L’industria del cioccolato infatti ha origine dalla coltivazione di una pianta che necessita di molto sole per crescere, e che al contempo deve accontentare le richieste di tutto il mondo, dall’Asia al nord America. La grande richiesta porta quindi alla deforestazione, in favore delle coltivazioni di cacao, tramite combustione di quasi tutta la Costa d’Avorio, che è passata in pochi decenni dall’avere una quantità di foreste pluviali pari al 25% del territorio, ad una invece del 4%. Le grandi aziende venditrici di cioccolato, come Ferrero, Nestlé, Lindt, Mars, vengono citate nel report Chocolate’s Dark Secret scritto dall’organizzazione non governativa Mighty Earth, che denuncia come esse alimentino questo commercio senza assicurarsi che la provenienza delle fave di cacao non danneggi le aree protette delle foreste rimaste – difatti secondo l’ong l’80% delle foreste della Costa d’Avorio è scomparso negli ultimi 50 anni.

Nel report si legge:

Nella Costa d’Avorio, i produttori di cacao guadagnano circa 50 centesimi al giorno e in Ghana circa 84 centesimi al giorno. Gli agricoltori vengono sottopagati, poiché il profitto proveniente dal cioccolato viene per lo più distribuito tra commercianti e artigiani. La distribuzione dei guadagni va sempre peggio: negli anni ’80 gli agricoltori ricevevano circa il 16% del profitto da ogni barretta di cioccolato, oggi invece ricevono il 6,6%, mentre il 35% va alle multinazionali e il 44% ai supermercati”.

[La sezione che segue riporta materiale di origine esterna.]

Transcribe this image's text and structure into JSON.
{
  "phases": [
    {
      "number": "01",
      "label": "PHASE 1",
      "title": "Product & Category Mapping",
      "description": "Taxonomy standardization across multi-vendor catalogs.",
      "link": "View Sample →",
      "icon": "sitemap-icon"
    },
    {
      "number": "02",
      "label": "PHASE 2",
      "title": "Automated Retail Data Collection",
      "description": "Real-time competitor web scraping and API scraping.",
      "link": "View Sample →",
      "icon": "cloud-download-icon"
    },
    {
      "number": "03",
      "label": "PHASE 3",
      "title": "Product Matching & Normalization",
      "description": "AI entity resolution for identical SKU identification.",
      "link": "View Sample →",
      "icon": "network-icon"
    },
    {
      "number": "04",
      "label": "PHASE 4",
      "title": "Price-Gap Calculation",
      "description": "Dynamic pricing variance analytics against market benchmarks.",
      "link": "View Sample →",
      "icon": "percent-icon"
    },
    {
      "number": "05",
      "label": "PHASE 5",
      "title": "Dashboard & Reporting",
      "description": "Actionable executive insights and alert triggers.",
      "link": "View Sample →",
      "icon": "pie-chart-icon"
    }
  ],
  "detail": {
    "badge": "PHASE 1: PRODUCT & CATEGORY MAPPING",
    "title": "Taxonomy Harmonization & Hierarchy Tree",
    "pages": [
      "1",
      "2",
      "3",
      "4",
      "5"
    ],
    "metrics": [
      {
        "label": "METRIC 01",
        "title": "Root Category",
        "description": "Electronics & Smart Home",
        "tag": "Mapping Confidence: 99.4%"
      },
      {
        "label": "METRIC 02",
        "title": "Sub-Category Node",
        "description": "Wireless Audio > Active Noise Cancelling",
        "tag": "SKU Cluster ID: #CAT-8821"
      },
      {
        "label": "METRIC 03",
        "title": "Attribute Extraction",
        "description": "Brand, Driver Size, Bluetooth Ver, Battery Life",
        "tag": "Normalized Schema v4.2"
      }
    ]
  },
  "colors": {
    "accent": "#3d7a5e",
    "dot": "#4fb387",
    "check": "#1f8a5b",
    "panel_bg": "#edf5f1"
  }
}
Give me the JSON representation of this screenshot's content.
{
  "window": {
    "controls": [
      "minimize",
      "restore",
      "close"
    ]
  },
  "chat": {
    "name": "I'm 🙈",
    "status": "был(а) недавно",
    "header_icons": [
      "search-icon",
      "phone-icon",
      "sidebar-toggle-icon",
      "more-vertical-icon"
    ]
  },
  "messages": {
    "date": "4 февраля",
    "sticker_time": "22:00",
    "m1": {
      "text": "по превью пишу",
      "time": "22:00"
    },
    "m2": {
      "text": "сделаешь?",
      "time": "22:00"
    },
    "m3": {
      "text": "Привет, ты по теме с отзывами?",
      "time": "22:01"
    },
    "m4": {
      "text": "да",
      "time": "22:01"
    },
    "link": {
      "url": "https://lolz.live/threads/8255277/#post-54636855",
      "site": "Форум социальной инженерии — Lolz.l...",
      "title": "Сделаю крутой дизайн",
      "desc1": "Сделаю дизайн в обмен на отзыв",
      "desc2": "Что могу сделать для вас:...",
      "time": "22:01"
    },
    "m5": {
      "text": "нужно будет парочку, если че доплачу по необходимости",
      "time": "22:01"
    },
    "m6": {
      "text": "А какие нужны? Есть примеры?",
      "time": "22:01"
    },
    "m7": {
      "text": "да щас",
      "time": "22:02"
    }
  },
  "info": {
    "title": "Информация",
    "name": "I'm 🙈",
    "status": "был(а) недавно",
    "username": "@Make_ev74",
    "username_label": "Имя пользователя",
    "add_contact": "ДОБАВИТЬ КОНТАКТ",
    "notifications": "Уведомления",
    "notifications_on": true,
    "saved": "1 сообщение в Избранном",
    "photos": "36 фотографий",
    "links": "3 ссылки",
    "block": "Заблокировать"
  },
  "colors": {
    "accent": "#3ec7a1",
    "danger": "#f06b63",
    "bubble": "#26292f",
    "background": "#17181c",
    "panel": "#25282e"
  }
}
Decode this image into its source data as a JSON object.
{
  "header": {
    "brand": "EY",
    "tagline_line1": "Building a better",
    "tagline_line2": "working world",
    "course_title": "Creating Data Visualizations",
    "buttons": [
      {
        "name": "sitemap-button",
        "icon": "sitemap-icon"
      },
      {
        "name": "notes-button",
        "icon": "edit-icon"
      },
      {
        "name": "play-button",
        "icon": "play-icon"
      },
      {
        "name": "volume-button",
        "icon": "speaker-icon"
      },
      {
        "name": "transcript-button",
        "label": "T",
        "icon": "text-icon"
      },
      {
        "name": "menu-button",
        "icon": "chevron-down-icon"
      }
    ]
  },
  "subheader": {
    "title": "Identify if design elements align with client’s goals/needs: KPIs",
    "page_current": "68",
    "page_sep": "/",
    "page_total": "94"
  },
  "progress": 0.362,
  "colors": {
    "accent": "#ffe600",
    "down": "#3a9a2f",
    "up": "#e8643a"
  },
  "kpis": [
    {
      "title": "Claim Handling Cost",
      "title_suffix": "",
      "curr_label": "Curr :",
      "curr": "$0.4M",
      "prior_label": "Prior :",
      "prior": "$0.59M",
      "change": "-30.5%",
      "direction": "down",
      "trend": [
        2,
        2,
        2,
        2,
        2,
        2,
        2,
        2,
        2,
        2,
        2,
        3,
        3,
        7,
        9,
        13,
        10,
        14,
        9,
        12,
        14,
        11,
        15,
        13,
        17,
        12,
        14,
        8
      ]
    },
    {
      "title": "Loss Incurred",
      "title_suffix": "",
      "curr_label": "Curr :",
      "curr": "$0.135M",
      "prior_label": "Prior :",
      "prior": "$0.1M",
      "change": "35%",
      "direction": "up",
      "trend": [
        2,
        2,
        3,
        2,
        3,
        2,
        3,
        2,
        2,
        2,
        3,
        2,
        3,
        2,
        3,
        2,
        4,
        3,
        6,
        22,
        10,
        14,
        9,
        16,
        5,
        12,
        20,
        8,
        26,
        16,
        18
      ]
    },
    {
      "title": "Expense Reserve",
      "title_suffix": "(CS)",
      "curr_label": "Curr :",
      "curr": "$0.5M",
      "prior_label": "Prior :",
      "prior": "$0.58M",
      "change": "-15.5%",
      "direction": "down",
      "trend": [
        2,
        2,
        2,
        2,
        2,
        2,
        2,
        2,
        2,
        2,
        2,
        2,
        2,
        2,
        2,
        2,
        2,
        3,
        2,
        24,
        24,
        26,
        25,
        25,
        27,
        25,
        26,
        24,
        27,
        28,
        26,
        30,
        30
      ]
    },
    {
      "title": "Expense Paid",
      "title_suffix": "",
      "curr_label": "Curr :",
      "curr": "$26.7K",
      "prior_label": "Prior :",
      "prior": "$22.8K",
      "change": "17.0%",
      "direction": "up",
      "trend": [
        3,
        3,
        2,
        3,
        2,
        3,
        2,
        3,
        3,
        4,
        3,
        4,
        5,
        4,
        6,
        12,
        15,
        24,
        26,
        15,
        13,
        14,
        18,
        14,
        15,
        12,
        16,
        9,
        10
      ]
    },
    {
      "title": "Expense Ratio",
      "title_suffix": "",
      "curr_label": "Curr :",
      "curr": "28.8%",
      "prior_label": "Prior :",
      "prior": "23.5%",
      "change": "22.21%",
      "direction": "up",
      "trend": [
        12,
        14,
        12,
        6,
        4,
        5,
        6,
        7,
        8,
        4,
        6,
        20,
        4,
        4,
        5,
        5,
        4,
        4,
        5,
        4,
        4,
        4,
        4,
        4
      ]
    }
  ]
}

Nel 2004 un giornalista franco-canadese impegnato nella ricerca di informazioni riguardante l’industria del cacao illegale, Guy-André Kieffer, è scomparso, e di lui non si sono avute più notizie da allora. Viveva ad Abidjan, in Costa d’Avorio, come consulente esperto in cacao e caffè per conto della società CCC (Consorzio Cooperative Costruzioni). Il suo ruolo gli ha permesso di entrare in contatto con la commercializzazione illegale del cacao, che va a mischiarsi con quella legale nel momento dell’esportazione e per questo difficilmente rintracciabile. Insieme alla testata inglese Guardian, il suddetto giornalista è stato uno dei primi ad occuparsi della deforestazione africana, e il ruolo che ha assunto nella situazione gli è purtroppo costato la vita.

La speranza è che a Bonn, durante la Cop 23, si discuta di questo problema che secondo Mighty Earth porterebbe la Costa d’Avorio a veder scomparire completamente nel 2030 le sue foreste. Nel report scritto dall’ong l’unico modo di salvare la biodiversità africana sarebbe che le compagnie di coltivazione del cacao si concentrassero su un tipo di produzione shade-grown, ossia basata su di un cacao coltivato in modo ecosostenibile, che porti la vegetazione ad aumentare e i territori ad essere ripopolati di elefanti e primati, che negli ultimi anni sono diminuiti considerevolmente e, soprattutto i primi, sono ancor più oggetto di caccia da parte dei bracconieri.